| Hypertension
(high blood pressure) affects nearly one
in three American adults, in the United
States and is the most common primary diagnosis
in America (35 million office visits as
the primary diagnosis). It is a risk factor
for heart disease and stroke, along with
abnormal cholesterol, tobacco use, diabetes,
overweight and physical inactivity. Current
control rates are still far below the Healthy
People 2010 goal of 50 percent; 30 percent
are still unaware they have hypertension.1
A consistent blood pressure reading of 140/90
mmHg or higher is considered hypertension.
Once high blood pressure develops, it
usually lasts a lifetime. The good news
is that it can be treated and controlled.
High blood pressure is called "the
silent killer" because it usually
has no symptoms. Some people may not find
out they have it until they have trouble
with their heart, brain, or kidneys. When
high blood pressure is not found and treated,
it can cause problems with these and other
organs. See: http://www.nhlbi.nih.gov/health/dci/Diseases/Hbp/HBP_WhatIs.html
Hypertension is featured prominently
in the BPHC Health Disparities Collaborative:
http://www.healthdisparities.net/hdc/html/collaboratives.topics.cvd.aspx
and in HEDIS:
http://www.ncqa.org/Docs/SOHCQ_2005.pdf
(p. 37)
The main clinical practice guideline
for this measure is: The Seventh Report
of the Joint National Committee on Prevention,
Detection, Evaluation, and Treatment of
High Blood Pressure (JNC-7) NIH, NHLBI;
Dec 2003; see:
http://www.nhlbi.nih.gov/guidelines/hypertension/
Measurement of blood pressure:
Guidelines:
An accurate clinical diagnosis of hypertension
“is based upon the average of two
or more properly measured, seated blood
pressure readings on each of two or more
office visits” 2
The auscultatory method of BP measurement
with a properly calibrated and validated
instrument should be used.
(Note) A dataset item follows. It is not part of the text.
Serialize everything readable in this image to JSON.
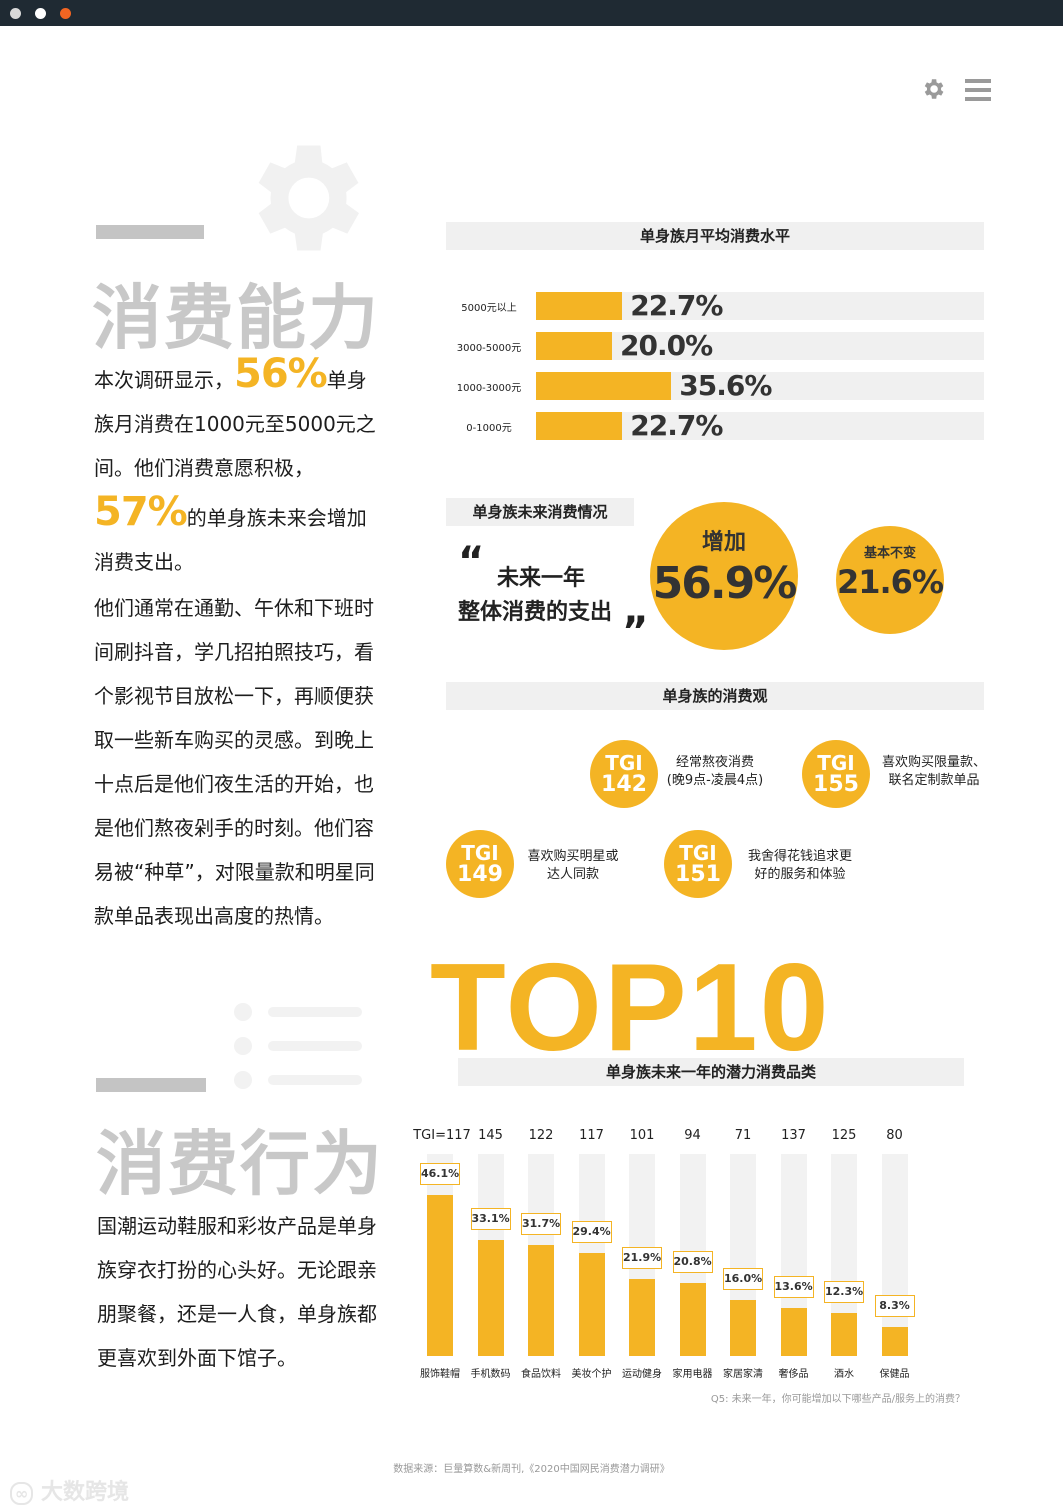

Persons should
be seated quietly for at least 5 minutes
in a chair (rather than on an exam table),
feet on the floor; and arm supported at
heart level.
Measurement of BP in the standing position
is indicated periodically, especially
in those at risk for postural hypotension.
An appropriate-sized cuff (cuff bladder
encircling at least 80 percent of the
upper arm) should be used to ensure accuracy.
At least two measurements should be made.
Systolic blood pressure is the point at
which the first of two or more sounds
is heard (phase 1), and diastolic blood
pressure is the point before the disappearance
of sounds (phase 5). Screening for hypertension
using automated machines by medical assistants
and others is common practice. However,
clinical diagnosis of hypertension should
be made based upon the above [auscultatory]
guidelines.
1Ibid, page 4.
2 The Seventh Report of the Joint National
Committee on Prevention, Detection, Evaluation,
and Treatment of High Blood Pressure(JNC-7)
NIH, NHLBI; Dec 2003; page 2; see:
http://www.nhlbi.nih.gov/guidelines/hypertension/jnc7full.pdf
This measure examines the continuity
of care at health center grantees for
hypertension screening and blood pressure
control, including provider education
and adherence, patient outreach and health
education, follow up, and appointment
systems for the existing screening protocol.